18 Ekim 2021 Pazartesi

Şerif Yenen, rapor niteliğindeki tespit ve önerileriyle, ipuçlarını vermeye devam ediyor.



HABER-ARTİN ŞİRİNPINAR



ŞERİF YENEN’DEN İSTANBUL TURİZMİNE İVME KAZANDIRACAK PRATİK ÖNERİLER– 2

Şerif Yenen, rapor niteliğindeki tespit ve önerileriyle, İstanbul turizminde çok daha yüksek potansiyelin nasıl yakalanabileceğinin ipuçlarını vermeye devam ediyor.

Hiçbir kurumu hedef almadan, daha iyi bir turizm için yapıcı eleştiriler ve öneriler getiren Şerif Yenen, otuziki yıldır özellikle yabancı misafirlere İstanbul’u tanıtan bir profesyonel turist rehberi, seyahat yazarı ve uluslararası konuşmacı olarak meslekte edindiği alan deneyimlerinden yola çıkarak İstanbul için özel düzenlemelere ihtiyaç duyulduğunu yineliyor. 

Özellikle kentin vitrini Sultanahmet için önemli konulara dikkat çeken Yenen, hem  ziyaretçilerin memnun ayrılması hem de sorunsuz bir turizm işleyişi için görüşlerini paylaşıyor.

SULTANAHMET’E ELEKTRİKLİ ARAÇLA RİNG SEFERLERİ 

İstanbul'a gelen her ziyaretçinin mutlaka ziyaret ettiği Sultanahmet Meydanı trafiğinin yeniden düzenlenmesi gerektiğini vurgulayan Şerif Yenen, özellikle turlarla gelen misafirlerin hem ulaşım, hem de trafik sorunu yaşadığını aktarıyor.
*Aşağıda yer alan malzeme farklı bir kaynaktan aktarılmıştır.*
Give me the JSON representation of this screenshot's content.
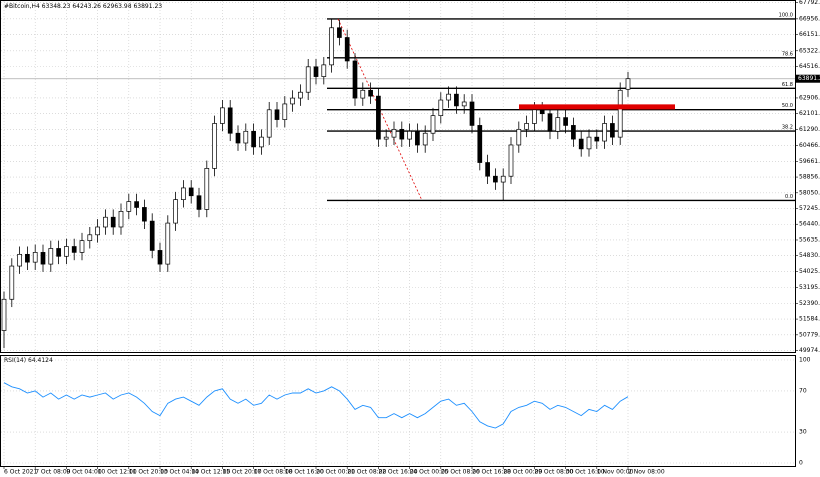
{
  "chart_data": {
    "type": "candlestick",
    "symbol": "#Bitcoin,H4",
    "categories": [
      "6 Oct 2021",
      null,
      null,
      null,
      "7 Oct 08:00",
      null,
      null,
      null,
      "9 Oct 04:00",
      null,
      null,
      null,
      "10 Oct 12:00",
      null,
      null,
      null,
      "11 Oct 20:00",
      null,
      null,
      null,
      "13 Oct 04:00",
      null,
      null,
      null,
      "14 Oct 12:00",
      null,
      null,
      null,
      "15 Oct 20:00",
      null,
      null,
      null,
      "17 Oct 08:00",
      null,
      null,
      null,
      "18 Oct 16:00",
      null,
      null,
      null,
      "20 Oct 00:00",
      null,
      null,
      null,
      "21 Oct 08:00",
      null,
      null,
      null,
      "22 Oct 16:00",
      null,
      null,
      null,
      "24 Oct 00:00",
      null,
      null,
      null,
      "25 Oct 08:00",
      null,
      null,
      null,
      "26 Oct 16:00",
      null,
      null,
      null,
      "28 Oct 00:00",
      null,
      null,
      null,
      "29 Oct 08:00",
      null,
      null,
      null,
      "30 Oct 16:00",
      null,
      null,
      null,
      "1 Nov 00:00",
      null,
      null,
      null,
      "2 Nov 08:00"
    ],
    "open": [
      51000,
      52600,
      54300,
      54900,
      54500,
      55000,
      54400,
      55200,
      54800,
      55300,
      55000,
      55600,
      55900,
      56300,
      56800,
      56300,
      57100,
      57600,
      57300,
      56600,
      55100,
      54400,
      56500,
      57700,
      58300,
      57900,
      57200,
      59300,
      61600,
      62400,
      61100,
      60600,
      61200,
      60400,
      60900,
      62300,
      61800,
      62600,
      62900,
      63200,
      64500,
      64000,
      64600,
      66500,
      66000,
      64800,
      62900,
      63300,
      63000,
      60800,
      60900,
      61300,
      60800,
      61200,
      60500,
      61100,
      62000,
      62800,
      63100,
      62500,
      62700,
      61500,
      59600,
      58900,
      58600,
      58900,
      60500,
      61300,
      61600,
      62300,
      62100,
      61200,
      61900,
      61500,
      60800,
      60300,
      60900,
      60700,
      61600,
      60900,
      63348.23
    ],
    "high": [
      53000,
      54700,
      55300,
      55300,
      55400,
      55400,
      55600,
      55600,
      55700,
      55700,
      56000,
      56300,
      56700,
      57200,
      57200,
      57500,
      58000,
      58000,
      57700,
      57000,
      55500,
      56900,
      58100,
      58700,
      58700,
      58300,
      59700,
      62000,
      62800,
      62800,
      61500,
      61600,
      61600,
      61300,
      62700,
      62700,
      63000,
      63300,
      63600,
      64900,
      64900,
      65000,
      66951,
      66900,
      66400,
      65200,
      63700,
      63700,
      63400,
      61300,
      61700,
      61700,
      61600,
      61600,
      61500,
      62400,
      63200,
      63500,
      63500,
      63100,
      63100,
      61900,
      60000,
      59300,
      59300,
      60900,
      61700,
      62000,
      62700,
      62700,
      62500,
      62300,
      62300,
      61900,
      61200,
      61300,
      61300,
      62000,
      62000,
      63700,
      64243.26
    ],
    "low": [
      50100,
      52200,
      53900,
      54100,
      54100,
      54000,
      54000,
      54400,
      54400,
      54600,
      54600,
      55200,
      55500,
      55900,
      55900,
      55900,
      56700,
      56900,
      56200,
      54700,
      54000,
      54000,
      56100,
      57300,
      57500,
      56800,
      56800,
      58900,
      61200,
      60700,
      60200,
      60200,
      60000,
      60000,
      60500,
      61400,
      61400,
      62200,
      62500,
      62800,
      63600,
      63600,
      64200,
      65600,
      64400,
      62500,
      62500,
      62600,
      60400,
      60400,
      60500,
      60400,
      60400,
      60100,
      60100,
      60700,
      61600,
      62400,
      62100,
      62100,
      61100,
      59200,
      58500,
      58200,
      57660,
      58500,
      60100,
      60900,
      61200,
      61700,
      60800,
      60800,
      61100,
      60400,
      59900,
      59900,
      60300,
      60300,
      60500,
      60500,
      62963.98
    ],
    "close": [
      52600,
      54300,
      54900,
      54500,
      55000,
      54400,
      55200,
      54800,
      55300,
      55000,
      55600,
      55900,
      56300,
      56800,
      56300,
      57100,
      57600,
      57300,
      56600,
      55100,
      54400,
      56500,
      57700,
      58300,
      57900,
      57200,
      59300,
      61600,
      62400,
      61100,
      60600,
      61200,
      60400,
      60900,
      62300,
      61800,
      62600,
      62900,
      63200,
      64500,
      64000,
      64600,
      66500,
      66000,
      64800,
      62900,
      63300,
      63000,
      60800,
      60900,
      61300,
      60800,
      61200,
      60500,
      61100,
      62000,
      62800,
      63100,
      62500,
      62700,
      61500,
      59600,
      58900,
      58600,
      58900,
      60500,
      61300,
      61600,
      62300,
      62100,
      61200,
      61900,
      61500,
      60800,
      60300,
      60900,
      60700,
      61600,
      60900,
      63300,
      63891.23
    ],
    "up_color": "#ffffff",
    "down_color": "#000000",
    "ylim": [
      49900,
      67870
    ],
    "yticks": [
      {
        "value": 67792,
        "label": "67792.00"
      },
      {
        "value": 66956,
        "label": "66956.00"
      },
      {
        "value": 66151.6,
        "label": "66151.60"
      },
      {
        "value": 65322,
        "label": "65322.00"
      },
      {
        "value": 64516.8,
        "label": "64516.80"
      },
      {
        "value": 62906.4,
        "label": "62906.40"
      },
      {
        "value": 62101.2,
        "label": "62101.20"
      },
      {
        "value": 61290,
        "label": "61290.00"
      },
      {
        "value": 60466.4,
        "label": "60466.40"
      },
      {
        "value": 59661.6,
        "label": "59661.60"
      },
      {
        "value": 58856,
        "label": "58856.00"
      },
      {
        "value": 58050.8,
        "label": "58050.80"
      },
      {
        "value": 57245.6,
        "label": "57245.60"
      },
      {
        "value": 56440.4,
        "label": "56440.40"
      },
      {
        "value": 55635.2,
        "label": "55635.20"
      },
      {
        "value": 54830,
        "label": "54830.00"
      },
      {
        "value": 54025,
        "label": "54025.00"
      },
      {
        "value": 53195.2,
        "label": "53195.20"
      },
      {
        "value": 52390,
        "label": "52390.00"
      },
      {
        "value": 51584.8,
        "label": "51584.80"
      },
      {
        "value": 50779.6,
        "label": "50779.60"
      },
      {
        "value": 49974.4,
        "label": "49974.40"
      }
    ],
    "grid": true,
    "fib": {
      "high": 66951,
      "low": 57660,
      "color": "#000000",
      "levels": [
        {
          "value": 100,
          "label": "100.0"
        },
        78.6,
        61.8,
        {
          "value": 50,
          "label": "50.0"
        },
        38.2,
        {
          "value": 0,
          "label": "0.0"
        }
      ]
    },
    "resistance": 62450,
    "resistance_color": "#e00000",
    "indicator": {
      "name": "RSI(14)",
      "color": "#1e90ff",
      "ylim": [
        0,
        100
      ],
      "yticks": [
        100,
        70,
        30,
        0
      ],
      "values": [
        78,
        74,
        72,
        68,
        70,
        64,
        68,
        62,
        66,
        62,
        66,
        64,
        66,
        68,
        62,
        66,
        68,
        64,
        58,
        50,
        46,
        58,
        62,
        64,
        60,
        56,
        64,
        70,
        72,
        62,
        58,
        62,
        56,
        58,
        66,
        62,
        66,
        68,
        68,
        72,
        68,
        70,
        74,
        70,
        62,
        52,
        56,
        54,
        44,
        44,
        48,
        44,
        48,
        44,
        48,
        54,
        60,
        62,
        56,
        58,
        50,
        40,
        36,
        34,
        38,
        50,
        54,
        56,
        60,
        58,
        52,
        56,
        54,
        50,
        46,
        52,
        50,
        56,
        52,
        60,
        64.4124
      ]
    }
  }
}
Tur otobüsüyle gelenlerin trafik çilesi çektiğini, münferit olarak toplu ulaşım dışında taksiyle gelenlerin ise dönüşte taksi bulmakta çok güçlük yaşadığını anlatan Yenen şunları söylüyor:

"Sultanahmet Meydanı bir süredir araç trafiğine kapalı durumda. Trafik Küçük Ayasofya Caddesi ve Sultan Ahmed Camii'nin arkasında Arasta’nın yanındaki yol ve Akbıyık Caddesi üzerinden akarak Cankurataran'a iniyor. Bir diğer seçenek de Cağaloğlu’ndan çıkmak. Bu seçenek zaten çoğu zaman hiç işlemiyor. Bu güzergahlar oldukça dar sokaklardan oluştuğu için kısa süreli bir duraklama bile trafiğin akışını engelliyor; hele bir de önünüze çöp kamyonu veya hareket kabiliyeti yavaş yolcularını indiren bir otobüs denk geldiği zaman trafik uzun süre kilitleniyor. Bu ve benzeri nedenlerden ötürü, otobüs ve midibüslerin Çatladıkapı'dan itibaren bu hatta asla girmemesi gerekiyor. Onun yerine aşağıda bir veya birkaç nokta belirlenip elektrikli araçlarla meydana ring seferleri konulabilir. Bu ring, aşağıdaki indirme bindirme noktasından başlar, Sultanahmet ve Kapalı Çarşı hattını kapsayarak sürekli ring yapar. İsteyen istediği yerde iner veya biner.”

Öte yandan Şerif Yenen, Sultan Ahmed Camii'nin arkasında, Arasta'nın duvarına bitişik olan otoparkın, minibüs türünden tur araçlarının yolcu indirme bindirme noktası olarak düzenlenmesinin trafiği aksatmasını engelleyeceğini belirtiyor. Yenen, bir turist rehberi olarak bu güzergahtaki turlarında yaşadığı bu sorunların tüm turizmcilerin de başına geldiğini söyleyerek, " Acil çözüm şart. Biran önce harekete geçilmeli" çağrısı yapıyor. 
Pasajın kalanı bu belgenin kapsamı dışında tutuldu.